Avrupa’nın tarihini ve de Avrupa dışındaki toplumlarla ilişkileri etkileyen Avrupa odaklı dünya görüşü, göçmen gruplara yönelik güncel yaklaşımda bugün dahi önemli bir rol oynamaktadır. Avrupa odaklı bakış açısından batılı olmayan toplumların tarihsel gelişimi ve özellikleri, eksikleri betimleyen bir dille ve “batılı normaliteden” sapma olarak ya da bir çeşit “batı modelinin başarısız bir kopyası” (Ong 2005, S. 47) olarak görülmektedir. Aşağıda da gösterileceği gibi bu Avrupa odaklı dünya görüşü, bugüne dek güncel göç söylemini boydan boya kaplamaktadır. Böylece Avrupalı olmayan toplumlardan göçmenler “yabancı” olarak, “yalnış sosyalleşen” ve “integrasyona karşı bağışık” olarak algılanmaktadır. Batılı olmayan toplumların bakış açılarının, ve bununla birlikte göçmen gruplarının büyük bir bölümünün bu değersizleştirilişi ve ayrımı, “Batı” ve “geride kalanlar” (vgl. Hall 1994) arasında, “biz” ve “etnik açıdan ötekiler” arasındaki kavramların ikiye ayrılması (Dichotomie) günümüzde dahi adeta doğal bir gelişme olarak ele alınmaktadır. Bu absürd etnik-ulusal bakış hala göç sorunsallarına ilişkin tartışmaları belirlemekte, hala bir çeşit “kültürel açıdan örtük ırkçılık” olarak günlük bilinci boydan boya kaplamaktadır (Brumlik 2008, S. 35).

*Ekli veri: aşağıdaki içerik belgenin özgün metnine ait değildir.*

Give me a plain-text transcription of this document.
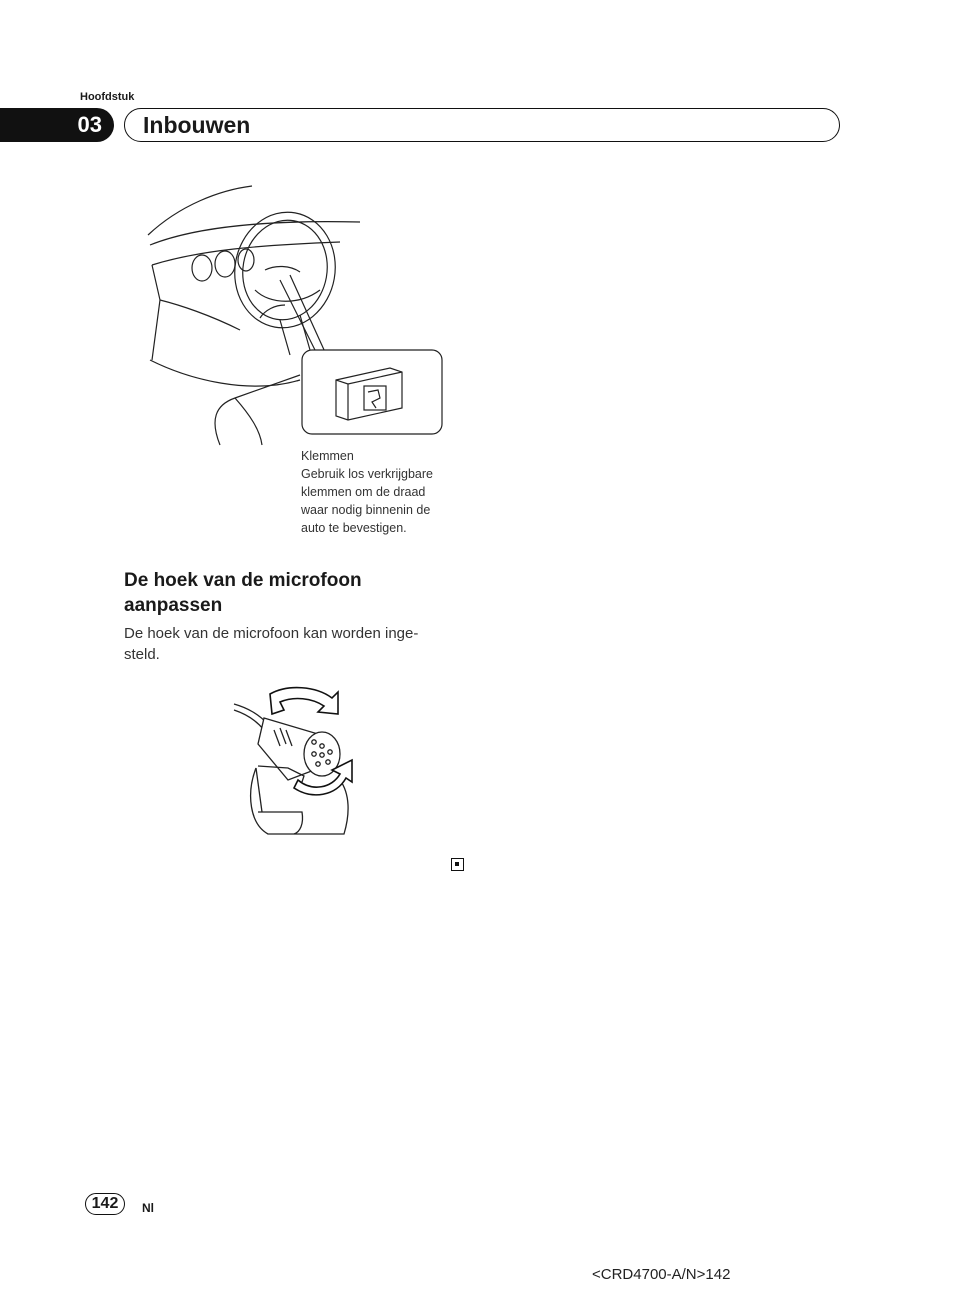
Hoofdstuk
03	Inbouwen
Klemmen
Gebruik los verkrijgbare
klemmen om de draad
waar nodig binnenin de
auto te bevestigen.
De hoek van de microfoon
aanpassen
De hoek van de microfoon kan worden inge-
steld.
142	Nl
<CRD4700-A/N>142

Sosyal sorunlar etnik olarak kodlanmaktadır, böylece “sosyal sorunların etnisiteleştirilmesi” geçekleşmektedir (Butterwegge 2006, S. 81). Kamuoyundaki göç söyleminde “getto”, “paralel toplum” ya da “islami fundamentalizm” kavramları gibi, artan oranda “eğitimden uzak çevreler” ya da “etnik çatışma” gibi kavramlar da konjonktürel olarak bir canlanma göstermekte. Ve bir kaç yıldan beri tekrar “genç yabancılara” yönelik şiddet ve kriminalite tartışmaları medya alanında yankılanmakta.
Kitlesel medya böylece belirli görüntülerin ve bilgi biçimlerinin görünür kılınmasında, yaygınlaştırılmasında ve güçlendirilmesinde önemli bir rol oynamakta ve giderek bunların günlük iletişimde normalleşmesine yol açmakta. Kitlesel medya, güncel “getto söyleminde” ya da “paralel toplum” söyleminde olduğu gibi, ilkin politik ve bilimsel bağlamda oluşan belirli tarihsel aktarımların yorumlamalarını ele almaktadır.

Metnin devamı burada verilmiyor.